Hayatının sonuna kadar onunla olamazdım belki ama hayatımın sonuna kadar İnci için yaşayıp onu sevecektim.
Telefonum çalmaya başladığında çıkarıp arayana baktım. İnci arıyordu.
Telefonu açtım hemen.
"Güzeller güzelim. Neredesin? Hastaneye geldim ben."
"Aşkım ben kafeteryadayım. Birkaç meslektaş ile oturuyorum da senin için de sorun olmayacaksa buraya gelebilir misin? Seni de tanıştırmak isterim."
Gülümsedim.
Senin aşkım diyen ağzını yerim.
"Hemen geliyorum canımın içi."
Utangaç, tatlı sesi ile "Tamam bekliyorum." dedikten sonra yüzümde bir gülümseme oluştu.
Dedikodu yapan ikili ise beni fark etmişti.
Onları umursamadan kafeteryaya doğru yürüdüm. İnci her zaman benim kalacaktı. Benim tatlı bebeğim olarak hem de.
Kafeteryaya girdiğimde parıldayan, dünyanın en güzel kızını fark etmiştim.
Bana arkası dönüktü.
Benim gelip gelmemi görmek için arkasını döndüğünde beni görüp ayağa kalktı.
Seri adımlar ile yanına gidip sıkıca sarıldım.
Bu tatlı şekerli kokusunda ölürüm.
Yanağına bir buse kondurdum. Çok özlemiştim. Şu an onu öpücük bombasına tutmak istiyordum. Kendimi zor tutuyordum.
İnci benden ayrıldığında elimdeki gül buketini ona uzattım.
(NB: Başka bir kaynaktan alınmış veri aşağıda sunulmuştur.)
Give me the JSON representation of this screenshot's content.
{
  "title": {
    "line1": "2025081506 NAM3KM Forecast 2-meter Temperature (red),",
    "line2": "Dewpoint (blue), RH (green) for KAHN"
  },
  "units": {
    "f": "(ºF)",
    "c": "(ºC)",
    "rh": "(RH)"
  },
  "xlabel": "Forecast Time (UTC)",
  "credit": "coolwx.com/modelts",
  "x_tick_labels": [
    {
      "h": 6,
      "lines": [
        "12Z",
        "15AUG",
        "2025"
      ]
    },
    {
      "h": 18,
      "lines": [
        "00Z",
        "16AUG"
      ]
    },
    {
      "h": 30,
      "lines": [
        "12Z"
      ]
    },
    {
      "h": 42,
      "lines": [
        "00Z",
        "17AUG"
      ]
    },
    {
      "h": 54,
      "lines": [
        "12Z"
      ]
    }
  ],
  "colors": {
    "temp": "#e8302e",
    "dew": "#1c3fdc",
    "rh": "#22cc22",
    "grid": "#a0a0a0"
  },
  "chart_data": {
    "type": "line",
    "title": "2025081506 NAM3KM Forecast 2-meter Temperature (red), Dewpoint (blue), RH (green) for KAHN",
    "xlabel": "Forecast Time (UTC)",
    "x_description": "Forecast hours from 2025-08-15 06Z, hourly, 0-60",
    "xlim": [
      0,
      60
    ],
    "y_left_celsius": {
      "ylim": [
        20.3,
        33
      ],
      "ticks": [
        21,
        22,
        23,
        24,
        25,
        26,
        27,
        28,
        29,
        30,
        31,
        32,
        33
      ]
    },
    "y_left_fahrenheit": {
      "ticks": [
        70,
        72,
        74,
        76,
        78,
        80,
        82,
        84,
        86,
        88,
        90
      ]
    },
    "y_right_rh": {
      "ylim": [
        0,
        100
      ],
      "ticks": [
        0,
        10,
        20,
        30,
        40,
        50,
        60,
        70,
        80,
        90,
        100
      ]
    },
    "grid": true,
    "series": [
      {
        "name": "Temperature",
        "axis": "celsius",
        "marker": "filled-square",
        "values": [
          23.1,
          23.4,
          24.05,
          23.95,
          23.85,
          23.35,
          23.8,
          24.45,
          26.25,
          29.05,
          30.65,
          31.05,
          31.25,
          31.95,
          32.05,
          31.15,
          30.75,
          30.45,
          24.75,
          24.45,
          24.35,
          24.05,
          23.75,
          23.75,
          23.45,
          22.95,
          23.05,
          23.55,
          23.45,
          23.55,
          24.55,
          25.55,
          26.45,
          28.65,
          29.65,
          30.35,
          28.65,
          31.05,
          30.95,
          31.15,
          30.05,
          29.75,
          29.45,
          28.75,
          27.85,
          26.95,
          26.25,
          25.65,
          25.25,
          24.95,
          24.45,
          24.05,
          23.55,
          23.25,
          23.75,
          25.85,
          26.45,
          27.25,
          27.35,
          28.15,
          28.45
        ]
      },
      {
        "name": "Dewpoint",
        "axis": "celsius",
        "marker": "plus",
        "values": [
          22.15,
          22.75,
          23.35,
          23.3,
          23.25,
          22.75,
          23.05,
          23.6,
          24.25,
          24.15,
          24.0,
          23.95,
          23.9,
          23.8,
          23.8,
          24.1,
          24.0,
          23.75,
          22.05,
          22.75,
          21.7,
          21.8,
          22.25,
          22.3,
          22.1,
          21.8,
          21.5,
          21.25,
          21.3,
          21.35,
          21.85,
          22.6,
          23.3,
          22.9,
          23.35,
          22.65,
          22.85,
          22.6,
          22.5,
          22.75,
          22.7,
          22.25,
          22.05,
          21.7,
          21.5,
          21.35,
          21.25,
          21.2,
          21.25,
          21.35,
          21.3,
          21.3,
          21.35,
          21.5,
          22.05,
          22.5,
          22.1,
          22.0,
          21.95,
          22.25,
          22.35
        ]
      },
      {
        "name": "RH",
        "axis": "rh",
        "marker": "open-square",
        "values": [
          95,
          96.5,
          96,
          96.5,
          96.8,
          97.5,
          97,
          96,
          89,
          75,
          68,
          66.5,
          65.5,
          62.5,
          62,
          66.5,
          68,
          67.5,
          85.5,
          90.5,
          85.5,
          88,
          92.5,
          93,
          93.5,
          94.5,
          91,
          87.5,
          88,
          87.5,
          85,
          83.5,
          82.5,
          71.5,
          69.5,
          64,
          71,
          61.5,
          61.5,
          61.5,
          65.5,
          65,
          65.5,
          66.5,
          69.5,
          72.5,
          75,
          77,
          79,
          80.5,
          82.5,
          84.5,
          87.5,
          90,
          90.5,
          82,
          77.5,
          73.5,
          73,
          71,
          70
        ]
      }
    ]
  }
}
"Duydum ki buradaki bir çiçek tek kalmış. Senin kadar güzel olmasalar da tek kalma diye sana eşlik etsinler diye aldım."
ŞİMDİ OKUDUĞUN
Sessiz Tetik 2
General FictionGeçmişiyle geleceğini birleştiren Asena yeni yuva edindiği Tetik timi ve dostlarıyla yeni hayatına bir adım atmıştı ki hayal ettiği geleceğinin tehlikede olduğunun farkına varır. Nerede olduğunu bilmediği sevdiği adam, kayıplar, mücadeleler...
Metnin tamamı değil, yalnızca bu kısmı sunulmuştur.